Малиновский прервал дифирамбы:
— Хочу внести в ваши речи некоторые коррективы.
— Слушаю, товарищ маршал! Я весь внимание!
— Так вот. Во-первых, не надо меня выделять из ряда военачальников. Каждый внёс свой вклад в победу. Свой, повторяю специально...
— Но это же справедливо, соответствует вашим...
— Своё мнение я по этому вопросу высказал, — твёрдо сказал Малиновский. — Не будем больше спорить. А во-вторых, я противник того, чтобы упавшего человека пинать ногами...
— Это вы о Жукове?
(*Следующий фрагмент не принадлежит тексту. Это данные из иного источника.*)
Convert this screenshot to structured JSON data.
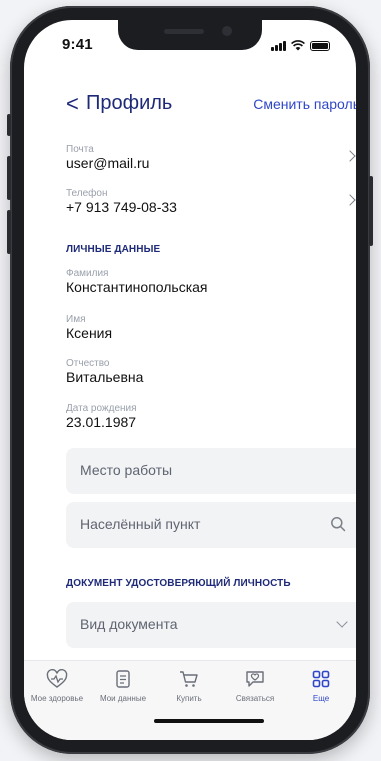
{
  "status_bar": {
    "time": "9:41"
  },
  "header": {
    "back_glyph": "<",
    "title": "Профиль",
    "change_password": "Сменить пароль"
  },
  "contacts": [
    {
      "label": "Почта",
      "value": "user@mail.ru"
    },
    {
      "label": "Телефон",
      "value": "+7 913 749-08-33"
    }
  ],
  "personal_section": {
    "title": "ЛИЧНЫЕ ДАННЫЕ",
    "fields": [
      {
        "label": "Фамилия",
        "value": "Константинопольская"
      },
      {
        "label": "Имя",
        "value": "Ксения"
      },
      {
        "label": "Отчество",
        "value": "Витальевна"
      },
      {
        "label": "Дата рождения",
        "value": "23.01.1987"
      }
    ],
    "workplace_placeholder": "Место работы",
    "settlement_placeholder": "Населённый пункт"
  },
  "document_section": {
    "title": "ДОКУМЕНТ УДОСТОВЕРЯЮЩИЙ ЛИЧНОСТЬ",
    "doc_type_placeholder": "Вид документа"
  },
  "tabbar": {
    "items": [
      {
        "label": "Мое здоровье",
        "icon": "heart-pulse-icon"
      },
      {
        "label": "Мои данные",
        "icon": "document-icon"
      },
      {
        "label": "Купить",
        "icon": "cart-icon"
      },
      {
        "label": "Связаться",
        "icon": "chat-heart-icon"
      },
      {
        "label": "Еще",
        "icon": "grid-icon"
      }
    ],
    "active_color": "#2f47c7",
    "inactive_color": "#6a6f78"
  },
  "colors": {
    "title": "#1e2a78",
    "link": "#2f47c7",
    "input_bg": "#f2f3f5"
  }
}
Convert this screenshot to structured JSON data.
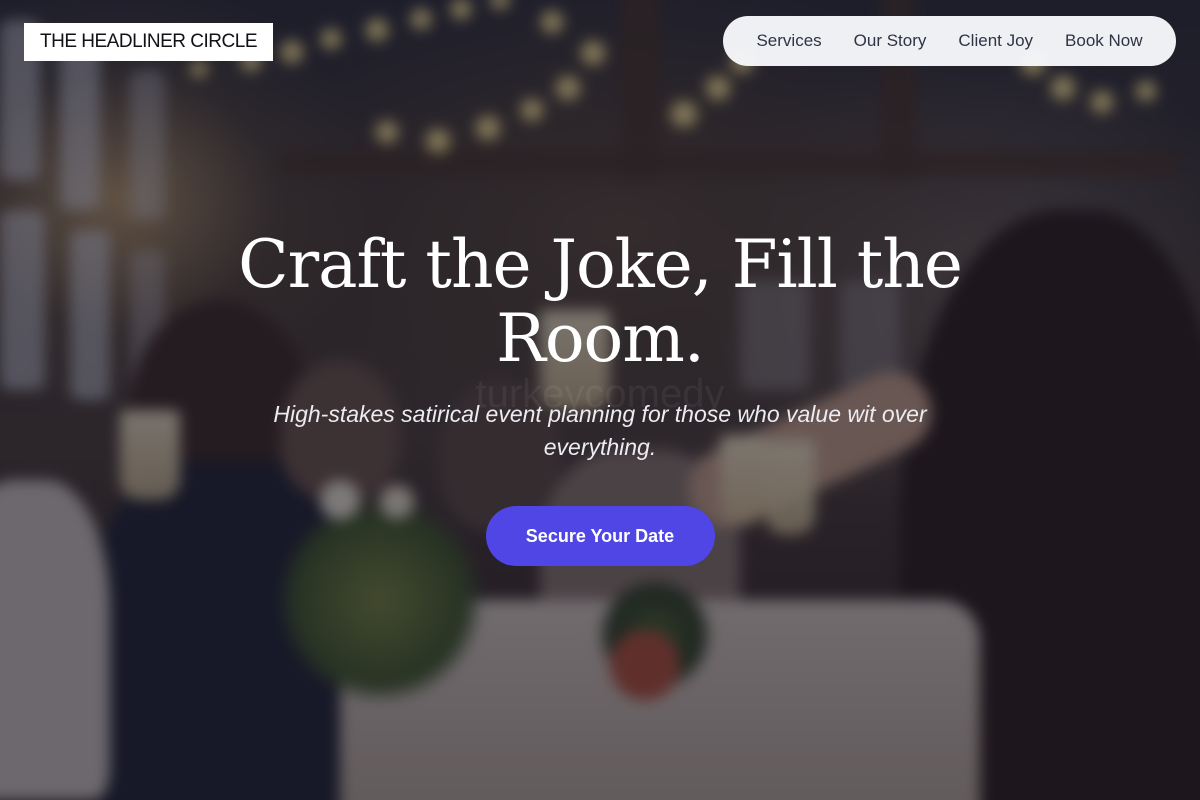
{
  "header": {
    "brand": "THE HEADLINER CIRCLE",
    "nav": [
      {
        "label": "Services"
      },
      {
        "label": "Our Story"
      },
      {
        "label": "Client Joy"
      },
      {
        "label": "Book Now"
      }
    ]
  },
  "hero": {
    "title_line1": "Craft the Joke, Fill the",
    "title_line2": "Room.",
    "subtitle": "High-stakes satirical event planning for those who value wit over everything.",
    "cta_label": "Secure Your Date",
    "watermark": "turkeycomedy"
  },
  "colors": {
    "accent": "#4f46e5",
    "overlay": "#121020",
    "nav_bg": "#f8f9fc",
    "text_light": "#ffffff"
  },
  "background_image": "blurred photo of guests raising champagne glasses at a banquet under string lights"
}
Так он же, мерзавец, хотел возвыситься над партией, да что там возвыситься, подмять её под себя! — едва ли не прокричал Барахвостов, опасаясь, что Малиновский не даст ему до конца выпалить эту тираду.
— А как же быть с оценкой, которую вы давали Жукову в одной из центральных газет, товарищ Барахвостов? Я надеюсь, вы помните публикацию ко дню десятилетия Победы? В ней вы говорили, что имя Жукова стоит в одном ряду с именами Суворова и Кутузова.
Барахвостов озадаченно умолк. Видимо, это напоминание оказалось для него чем-то вроде ушата холодной воды, внезапно вылитой на голову.